Guidebooks: If you have the time, try the cheap method and visit the local library. Focus on the Beijing sightseeing parts not the accom/food/misc stuff. Some guidebooks have more historical or cultural background than others but it's a matter of personal preference for how deeply you get into this. Buy your own copy of the one that seems most useful to you. If you are a speed reader/skimmer and your library isn't well stocked, then visit the local bookstore instead and pick one. Some are drier and fact-based, others give more explicit or implicit opinion about the sights. I don't think there is an overall "best guidebook" that you'd get any consensus on. Thrifty option or if you can't make up your mind: go to a secondhand/used/remainder bookstore and buy two or more different guidebooks, then slice out the relevant Beijing parts to ease the weight. For the major sights, it doesn't matter too much if the book is a few years old--the hours of operation will be similar though the admission price may be up.

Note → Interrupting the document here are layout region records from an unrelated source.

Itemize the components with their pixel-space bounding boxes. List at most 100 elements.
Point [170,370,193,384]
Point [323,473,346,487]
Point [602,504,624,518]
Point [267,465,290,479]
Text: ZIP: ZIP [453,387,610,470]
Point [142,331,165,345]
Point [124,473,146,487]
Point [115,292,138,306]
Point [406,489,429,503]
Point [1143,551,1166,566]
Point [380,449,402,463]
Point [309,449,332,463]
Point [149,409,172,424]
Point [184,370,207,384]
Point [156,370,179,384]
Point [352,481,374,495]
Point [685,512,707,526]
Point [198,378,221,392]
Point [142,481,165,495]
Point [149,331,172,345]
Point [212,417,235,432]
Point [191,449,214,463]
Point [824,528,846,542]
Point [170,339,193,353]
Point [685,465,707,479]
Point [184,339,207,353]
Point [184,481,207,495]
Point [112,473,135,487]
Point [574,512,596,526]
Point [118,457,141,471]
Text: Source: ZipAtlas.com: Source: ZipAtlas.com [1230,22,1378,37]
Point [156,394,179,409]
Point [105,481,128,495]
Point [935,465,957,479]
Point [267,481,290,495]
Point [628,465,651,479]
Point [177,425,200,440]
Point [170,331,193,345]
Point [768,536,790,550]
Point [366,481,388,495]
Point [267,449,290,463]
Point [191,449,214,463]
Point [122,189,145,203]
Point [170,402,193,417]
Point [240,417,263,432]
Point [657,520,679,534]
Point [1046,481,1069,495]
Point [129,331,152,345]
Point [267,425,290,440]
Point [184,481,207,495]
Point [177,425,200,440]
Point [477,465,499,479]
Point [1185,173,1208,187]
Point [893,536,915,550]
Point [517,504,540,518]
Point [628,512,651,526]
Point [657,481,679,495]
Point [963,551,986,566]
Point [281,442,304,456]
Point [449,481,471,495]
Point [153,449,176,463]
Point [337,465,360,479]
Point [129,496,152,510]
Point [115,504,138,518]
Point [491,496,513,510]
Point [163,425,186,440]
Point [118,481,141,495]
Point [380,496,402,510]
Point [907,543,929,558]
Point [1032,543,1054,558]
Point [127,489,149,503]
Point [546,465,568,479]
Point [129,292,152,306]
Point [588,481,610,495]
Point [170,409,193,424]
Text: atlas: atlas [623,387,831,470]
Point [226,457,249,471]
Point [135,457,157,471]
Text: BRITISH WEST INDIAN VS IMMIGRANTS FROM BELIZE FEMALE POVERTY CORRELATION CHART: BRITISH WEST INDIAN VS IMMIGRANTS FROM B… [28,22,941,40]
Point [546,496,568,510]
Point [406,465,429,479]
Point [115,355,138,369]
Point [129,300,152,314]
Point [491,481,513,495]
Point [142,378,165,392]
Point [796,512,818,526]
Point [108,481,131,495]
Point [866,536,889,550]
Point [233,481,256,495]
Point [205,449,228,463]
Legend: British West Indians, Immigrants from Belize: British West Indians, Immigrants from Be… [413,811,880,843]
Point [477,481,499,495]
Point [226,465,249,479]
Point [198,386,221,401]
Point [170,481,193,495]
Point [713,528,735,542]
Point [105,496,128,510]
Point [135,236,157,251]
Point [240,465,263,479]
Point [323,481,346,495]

Some of the newer museums (Capital, Beijing Museum of City Planning) may not be in a guidebook unless quite recent, but after some recent Beijing forum research (Tripadvisor, Lonely Planet, Frommers, Bootsnall, etc), you can add things of interest to material you already have.

Oddball: Around bookstores and expat grocery stores in Beijing there is a little deck-of-cards collection in a small box called "Beijing by Foot." It's set up for walkers as a set of card-sized maps with routes and places of interest plotted on them and a bit of description on the reverse side. As it is fairly recent, it is as accurate as any of the larger foldout maps and having tried some of their routes, I can attest to this. You don't get the "big view" of Beijing but as a large map supplement, especially for anything inside the 2nd Ring Road, it is useful and easy to carry/refer to the cards while wandering around. It's priced about the same as a standard map but not sure if available outside Beijing. It's published by the same people as the Insiders Guide to Beijing--which BTW I don't advocate for tourists--it's too heavy and has too much info useful only to expats so is the wrong tool.